After the fire, the Bee Hive was relocated in the woods at the end of town. Lizzibeth died two winters ago and Pearl took over. She runs a decent place—if you could call such a place decent.

Goldie married Art Ashland—finally. They went to Denver to make a new life and from what we’ve heard, Art is a reformed man. Hank says that happens sometimes when a man falls in love.

Anton and Helga live in Bozeman with Ian and their little daughter, Nannie. She is a darling child and Anton is very proud of her. On their last visit they told us that they had heard from Anton’s brother, George. He had seen Nan Neal in Europe. He said that Nan was the toast of Paris.
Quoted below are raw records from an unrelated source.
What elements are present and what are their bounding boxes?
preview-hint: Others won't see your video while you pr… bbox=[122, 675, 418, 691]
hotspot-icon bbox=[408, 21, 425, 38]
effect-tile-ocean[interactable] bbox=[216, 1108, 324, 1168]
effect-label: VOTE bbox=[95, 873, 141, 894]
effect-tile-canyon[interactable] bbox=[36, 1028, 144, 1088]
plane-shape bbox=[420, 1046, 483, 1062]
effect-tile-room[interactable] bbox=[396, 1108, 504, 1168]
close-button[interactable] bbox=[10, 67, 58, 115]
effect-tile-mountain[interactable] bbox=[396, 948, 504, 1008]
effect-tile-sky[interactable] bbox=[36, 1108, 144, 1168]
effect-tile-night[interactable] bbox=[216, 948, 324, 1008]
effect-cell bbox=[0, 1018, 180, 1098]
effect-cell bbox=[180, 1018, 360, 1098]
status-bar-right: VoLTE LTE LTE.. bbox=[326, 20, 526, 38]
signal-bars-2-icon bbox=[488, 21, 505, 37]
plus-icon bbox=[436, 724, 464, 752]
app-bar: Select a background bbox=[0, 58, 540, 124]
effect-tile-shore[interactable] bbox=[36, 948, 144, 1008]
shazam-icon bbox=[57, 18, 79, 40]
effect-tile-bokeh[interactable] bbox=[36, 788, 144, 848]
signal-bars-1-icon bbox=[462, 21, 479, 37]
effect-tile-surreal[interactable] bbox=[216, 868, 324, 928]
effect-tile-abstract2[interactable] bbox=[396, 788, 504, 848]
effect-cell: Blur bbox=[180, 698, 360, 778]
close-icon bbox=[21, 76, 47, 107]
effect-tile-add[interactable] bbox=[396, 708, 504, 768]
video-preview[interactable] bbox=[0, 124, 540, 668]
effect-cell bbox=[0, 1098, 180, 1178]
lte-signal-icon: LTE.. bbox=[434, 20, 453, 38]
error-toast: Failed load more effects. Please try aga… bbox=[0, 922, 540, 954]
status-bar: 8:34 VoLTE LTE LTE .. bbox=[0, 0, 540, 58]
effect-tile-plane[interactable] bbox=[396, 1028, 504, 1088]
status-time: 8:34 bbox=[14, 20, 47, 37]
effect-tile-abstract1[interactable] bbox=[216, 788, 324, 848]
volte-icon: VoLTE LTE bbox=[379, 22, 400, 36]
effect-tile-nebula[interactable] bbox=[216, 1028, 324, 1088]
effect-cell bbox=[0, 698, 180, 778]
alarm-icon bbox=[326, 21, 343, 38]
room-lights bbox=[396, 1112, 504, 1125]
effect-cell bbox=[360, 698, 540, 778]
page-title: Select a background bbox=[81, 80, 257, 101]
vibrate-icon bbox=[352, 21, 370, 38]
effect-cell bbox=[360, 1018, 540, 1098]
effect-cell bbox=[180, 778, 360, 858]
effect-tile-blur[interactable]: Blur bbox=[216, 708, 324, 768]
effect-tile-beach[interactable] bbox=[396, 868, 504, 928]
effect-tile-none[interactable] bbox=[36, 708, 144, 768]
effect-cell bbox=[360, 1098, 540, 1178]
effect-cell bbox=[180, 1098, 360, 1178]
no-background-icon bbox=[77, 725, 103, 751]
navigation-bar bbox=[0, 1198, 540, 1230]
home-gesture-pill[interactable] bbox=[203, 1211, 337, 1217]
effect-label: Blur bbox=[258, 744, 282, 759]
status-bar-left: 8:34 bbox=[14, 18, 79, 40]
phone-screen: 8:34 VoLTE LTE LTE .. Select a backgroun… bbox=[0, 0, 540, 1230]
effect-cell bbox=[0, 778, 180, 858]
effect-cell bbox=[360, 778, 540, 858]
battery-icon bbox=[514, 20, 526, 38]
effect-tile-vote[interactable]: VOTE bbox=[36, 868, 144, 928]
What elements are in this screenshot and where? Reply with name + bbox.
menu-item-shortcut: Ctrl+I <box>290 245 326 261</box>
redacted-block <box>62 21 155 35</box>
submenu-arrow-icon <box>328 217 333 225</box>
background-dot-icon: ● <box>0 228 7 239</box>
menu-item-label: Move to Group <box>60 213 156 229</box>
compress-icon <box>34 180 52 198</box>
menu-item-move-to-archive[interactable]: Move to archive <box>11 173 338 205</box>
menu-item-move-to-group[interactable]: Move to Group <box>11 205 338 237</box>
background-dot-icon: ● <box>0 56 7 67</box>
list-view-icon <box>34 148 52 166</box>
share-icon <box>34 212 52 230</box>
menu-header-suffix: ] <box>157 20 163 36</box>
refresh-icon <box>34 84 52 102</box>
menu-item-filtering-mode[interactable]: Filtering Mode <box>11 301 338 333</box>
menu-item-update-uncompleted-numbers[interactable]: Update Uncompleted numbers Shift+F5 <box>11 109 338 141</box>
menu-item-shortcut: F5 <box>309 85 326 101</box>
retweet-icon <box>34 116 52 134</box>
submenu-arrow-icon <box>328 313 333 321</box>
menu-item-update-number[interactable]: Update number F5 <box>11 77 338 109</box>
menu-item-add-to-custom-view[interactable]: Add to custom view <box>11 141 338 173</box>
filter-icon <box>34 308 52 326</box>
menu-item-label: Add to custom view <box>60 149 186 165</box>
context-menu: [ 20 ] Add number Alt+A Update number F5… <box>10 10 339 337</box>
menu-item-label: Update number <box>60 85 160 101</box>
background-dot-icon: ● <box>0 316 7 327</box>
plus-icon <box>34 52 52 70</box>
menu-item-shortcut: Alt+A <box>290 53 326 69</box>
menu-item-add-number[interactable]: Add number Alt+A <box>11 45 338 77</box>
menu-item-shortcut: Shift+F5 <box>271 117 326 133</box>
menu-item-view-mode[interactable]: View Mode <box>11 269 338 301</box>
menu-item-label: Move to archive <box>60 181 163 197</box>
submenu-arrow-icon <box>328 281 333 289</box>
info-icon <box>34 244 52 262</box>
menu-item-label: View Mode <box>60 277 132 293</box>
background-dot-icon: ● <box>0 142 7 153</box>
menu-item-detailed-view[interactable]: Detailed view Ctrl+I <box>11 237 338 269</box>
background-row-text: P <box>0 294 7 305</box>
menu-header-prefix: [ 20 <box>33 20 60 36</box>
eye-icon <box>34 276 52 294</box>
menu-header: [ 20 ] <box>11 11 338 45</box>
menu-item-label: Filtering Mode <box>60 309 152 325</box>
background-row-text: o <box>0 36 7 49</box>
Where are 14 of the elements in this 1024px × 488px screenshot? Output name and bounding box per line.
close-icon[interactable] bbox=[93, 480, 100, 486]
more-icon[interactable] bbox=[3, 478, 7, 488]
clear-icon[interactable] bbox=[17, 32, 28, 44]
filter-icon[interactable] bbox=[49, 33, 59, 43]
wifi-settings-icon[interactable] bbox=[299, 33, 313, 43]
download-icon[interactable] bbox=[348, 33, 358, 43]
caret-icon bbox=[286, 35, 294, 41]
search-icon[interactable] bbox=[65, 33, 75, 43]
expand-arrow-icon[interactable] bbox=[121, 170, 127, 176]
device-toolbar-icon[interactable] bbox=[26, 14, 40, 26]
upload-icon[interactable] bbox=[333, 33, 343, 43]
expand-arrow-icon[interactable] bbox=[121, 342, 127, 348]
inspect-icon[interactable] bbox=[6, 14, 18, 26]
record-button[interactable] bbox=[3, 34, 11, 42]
Helga said she looked for George and Nan to marry someday. George was wild about her.

Hank, my dear love, is delighted that we are expecting our third child. Theresa and Patrick fill our lives so completely that I wonder about making room for another child. I look back on the life I had before I met Hank and to me, it’s a dreadful dream. My husband is the most wonderful, kindest man in the world. I am sure that Katy wouldn’t agree with me.

I’ve saved the best for last. My dear sister, Katy. who so despised this town when we were abandoned here is its most avid supporter. She is on the school board, heads a civic committee that insisted on town meetings, and is working to bring Montana into the Union and make it the forty-first state. Rowe is busy with the mill, the mine, and his ranch. He stands back and allows Katy full rein with her projects. He loves her to distraction, and woe to the man who does not give her proper respect—even when she pushes too far.

Rowe has built Katy a fine home on the ranch. It has gables, turrets, upper and lower porches, and a gazebo all decorated with fretwork made by the most skilled carpenters. The furnishings are the finest, but Katy insists that their home be comfortable and welcoming. Rowe says he is going to fill each of the twelve rooms with little Rowes that look exactly like his Nightrose. He’s got a good start, but his two black-haired boys look more like him than Katy. For all the fancy house, Katy is still the same Katy she was when she and I broke into the funerary to find a safe place to live. She still wears her hair in one long braid hanging down her back and she still rides astride.

This is my last entry in this journal. It is full. Not a single page is left. I’ll close by saying that Katy and I have found love, real love, and happiness here in Trinity and we’re not one bit sorry that Roy Stanton left us here in this abandoned town five years ago.

Mary Burns Weston

 

AUTHOR’S NOTE

 

The mystery of the ghost towns began with the abandoned mining towns in the West and has increased with the passage of time. Now, the Old West has given way to the New West. Today’s ghost towns are shadowy remnants of a fascinating past. The settlements left empty as people followed the lure of a new gold or silver strike are like stage settings from which the actors have vanished, and the dramas of their lives are old stories passed on by descendants scattered far and wide.